South Africa’s Wireless Application Service Providers’ Association (WASPA) has advised the country’s estimated 18-million smartphone users to exercise caution when granting app permissions.
In order for apps to function correctly and to improve the user experience, cellular subscribers are required to grant permission for apps to access certain features of their smartphones. These may include the phone’s location, contacts or microphone.
“Cellular users need to be app-aware so that they do not automatically grant app permissions without properly thinking about what they are doing. They should question why an app would need access to information unrelated to its function,” advises Ilonka Badenhorst, WASPA’s GM.
“So much information is stored on smartphones that fraudsters have realised this information could be very valuable in exploiting the end user,” she adds.
One handset manufacturer estimates that smartphone penetration has passed the one-third mark in South Africa and will increasingly outstrip sales of feature phones in the country. With most smartphone users being introduced to apps via such highly-reputable examples as the Facebook-owned WhatsApp, mobile users could be forgiven for getting into the habit of too-easily granting app access permissions.

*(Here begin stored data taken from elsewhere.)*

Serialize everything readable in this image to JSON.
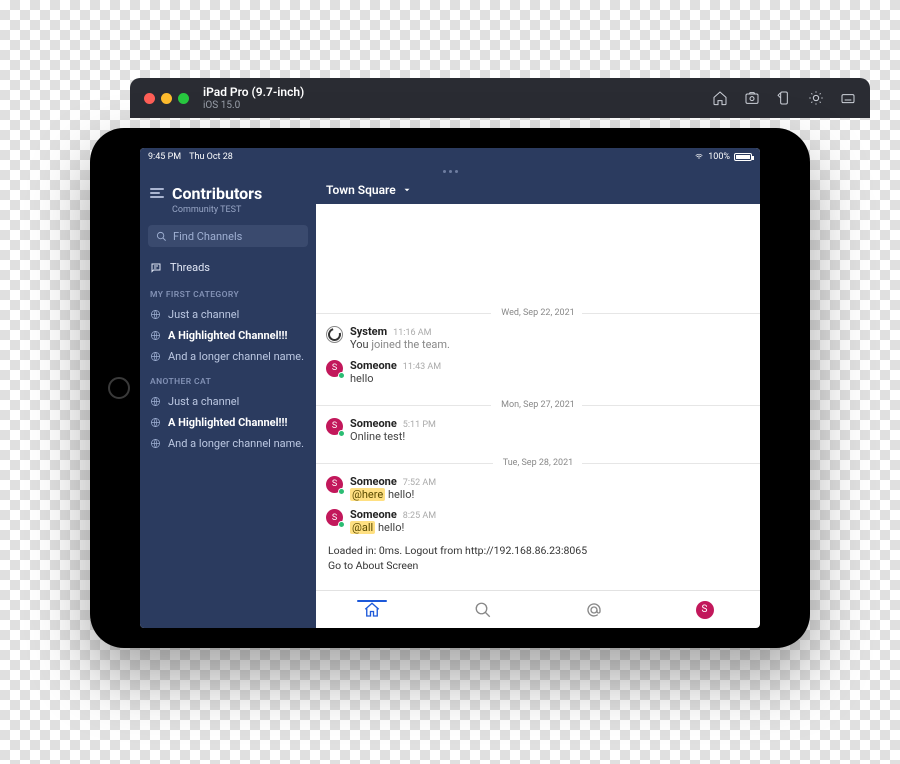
{
  "simulator": {
    "device": "iPad Pro (9.7-inch)",
    "os": "iOS 15.0"
  },
  "status_bar": {
    "time": "9:45 PM",
    "date": "Thu Oct 28",
    "battery": "100%"
  },
  "sidebar": {
    "team_name": "Contributors",
    "team_sub": "Community TEST",
    "search_placeholder": "Find Channels",
    "threads_label": "Threads",
    "categories": [
      {
        "label": "MY FIRST CATEGORY",
        "channels": [
          {
            "name": "Just a channel",
            "highlight": false
          },
          {
            "name": "A Highlighted Channel!!!",
            "highlight": true
          },
          {
            "name": "And a longer channel name.",
            "highlight": false
          }
        ]
      },
      {
        "label": "ANOTHER CAT",
        "channels": [
          {
            "name": "Just a channel",
            "highlight": false
          },
          {
            "name": "A Highlighted Channel!!!",
            "highlight": true
          },
          {
            "name": "And a longer channel name.",
            "highlight": false
          }
        ]
      }
    ]
  },
  "channel": {
    "title": "Town Square"
  },
  "messages": {
    "groups": [
      {
        "date": "Wed, Sep 22, 2021",
        "items": [
          {
            "author": "System",
            "time": "11:16 AM",
            "kind": "system",
            "text_prefix": "You ",
            "text_rest": "joined the team."
          },
          {
            "author": "Someone",
            "time": "11:43 AM",
            "kind": "user",
            "text": "hello"
          }
        ]
      },
      {
        "date": "Mon, Sep 27, 2021",
        "items": [
          {
            "author": "Someone",
            "time": "5:11 PM",
            "kind": "user",
            "text": "Online test!"
          }
        ]
      },
      {
        "date": "Tue, Sep 28, 2021",
        "items": [
          {
            "author": "Someone",
            "time": "7:52 AM",
            "kind": "user",
            "mention": "@here",
            "text_after": " hello!"
          },
          {
            "author": "Someone",
            "time": "8:25 AM",
            "kind": "user",
            "mention": "@all",
            "text_after": " hello!"
          }
        ]
      }
    ]
  },
  "footer": {
    "line1": "Loaded in: 0ms. Logout from http://192.168.86.23:8065",
    "line2": "Go to About Screen"
  },
  "avatar_letter": "S"
}
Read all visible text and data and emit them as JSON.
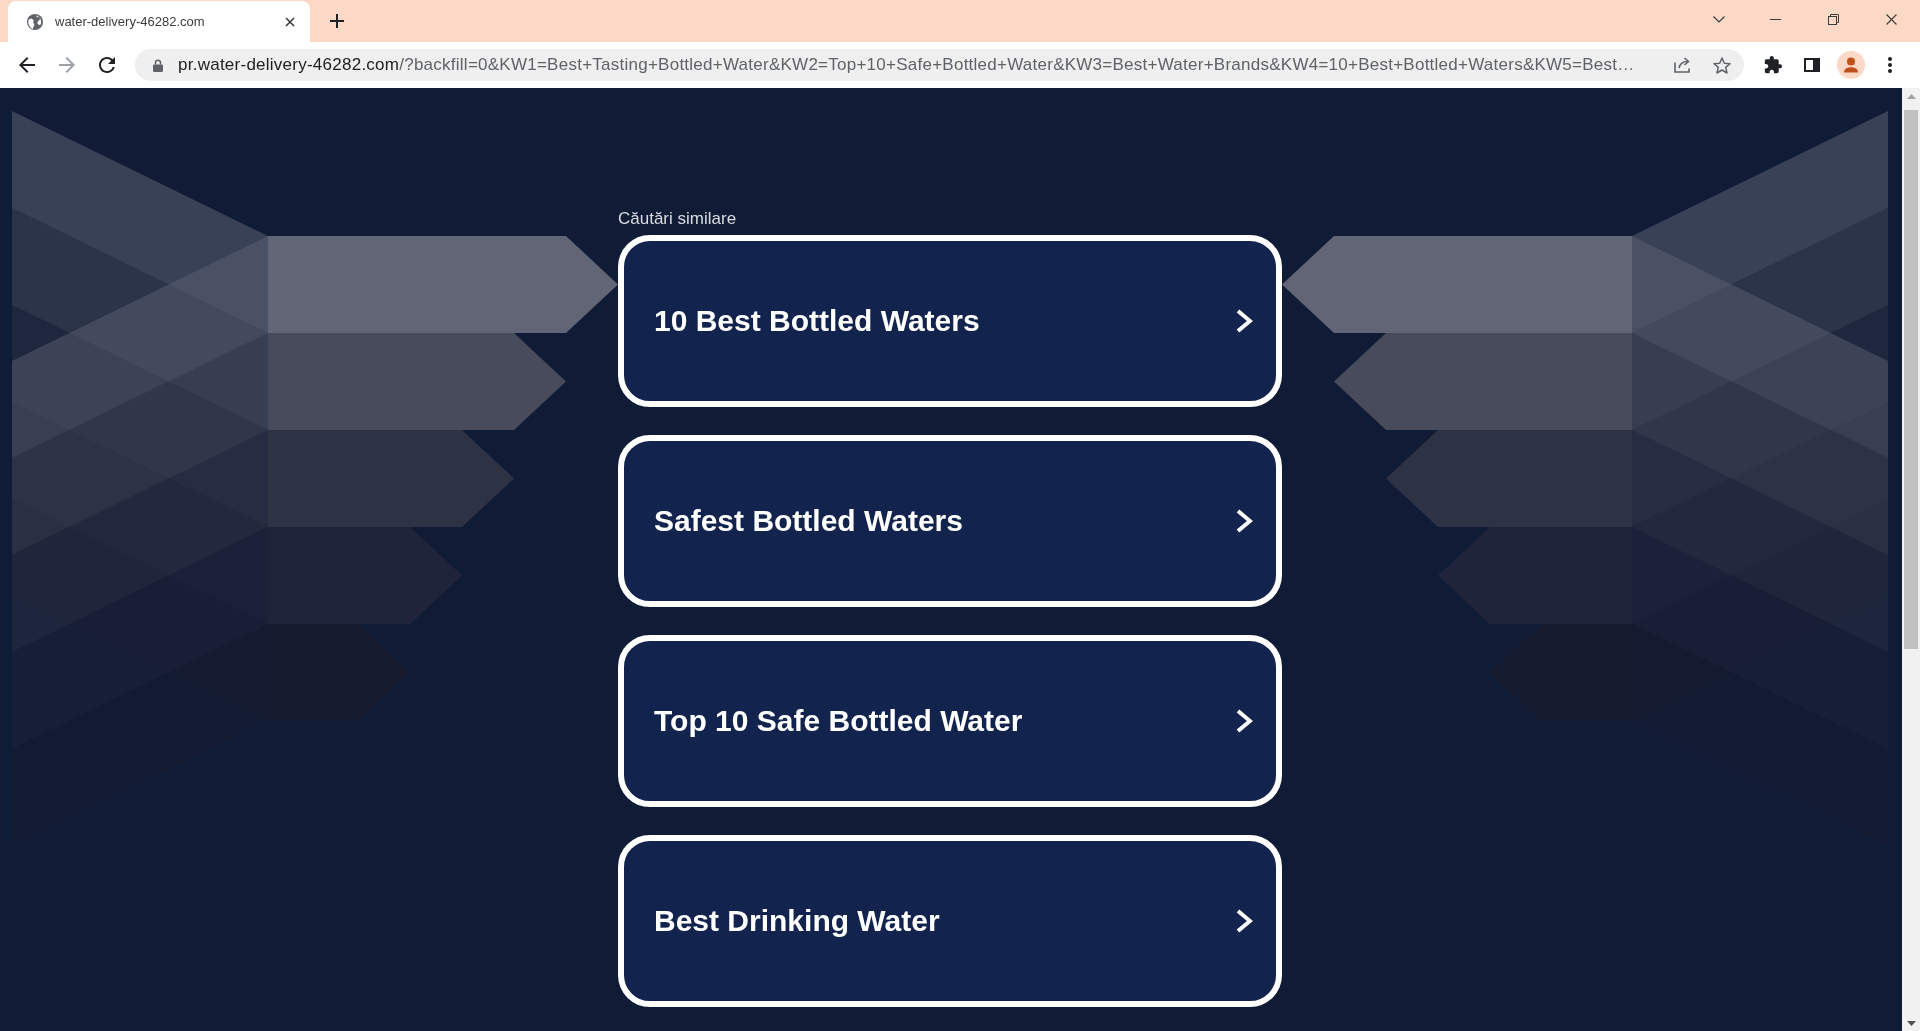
{
  "browser": {
    "tabs": [
      {
        "title": "water-delivery-46282.com",
        "selected": true
      }
    ],
    "address_bar": {
      "host": "pr.water-delivery-46282.com",
      "path": "/?backfill=0&KW1=Best+Tasting+Bottled+Water&KW2=Top+10+Safe+Bottled+Water&KW3=Best+Water+Brands&KW4=10+Best+Bottled+Waters&KW5=Best…"
    }
  },
  "page": {
    "heading": "Căutări similare",
    "related_searches": [
      {
        "label": "10 Best Bottled Waters"
      },
      {
        "label": "Safest Bottled Waters"
      },
      {
        "label": "Top 10 Safe Bottled Water"
      },
      {
        "label": "Best Drinking Water"
      }
    ]
  }
}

The results of a recent Africa-wide study by OnDeviceResearch found that 86% of smartphone users have downloaded WhatsApp, and by extension granted its American parent company access to a plethora of potentially-sensitive data. In the case of reputable, well-known and socially-responsible corporations, this isn’t a problem. However, the corporate history or intentions of every firm offering apps for download on the various app stores isn’t as well-known. Caution is the best possible approach for mobile users, Badenhorst says.
“Mobile users should remember they have the power to choose which permissions to give and they should exercise this authority with due regard for their privacy, personal security and financial wellbeing,” she adds.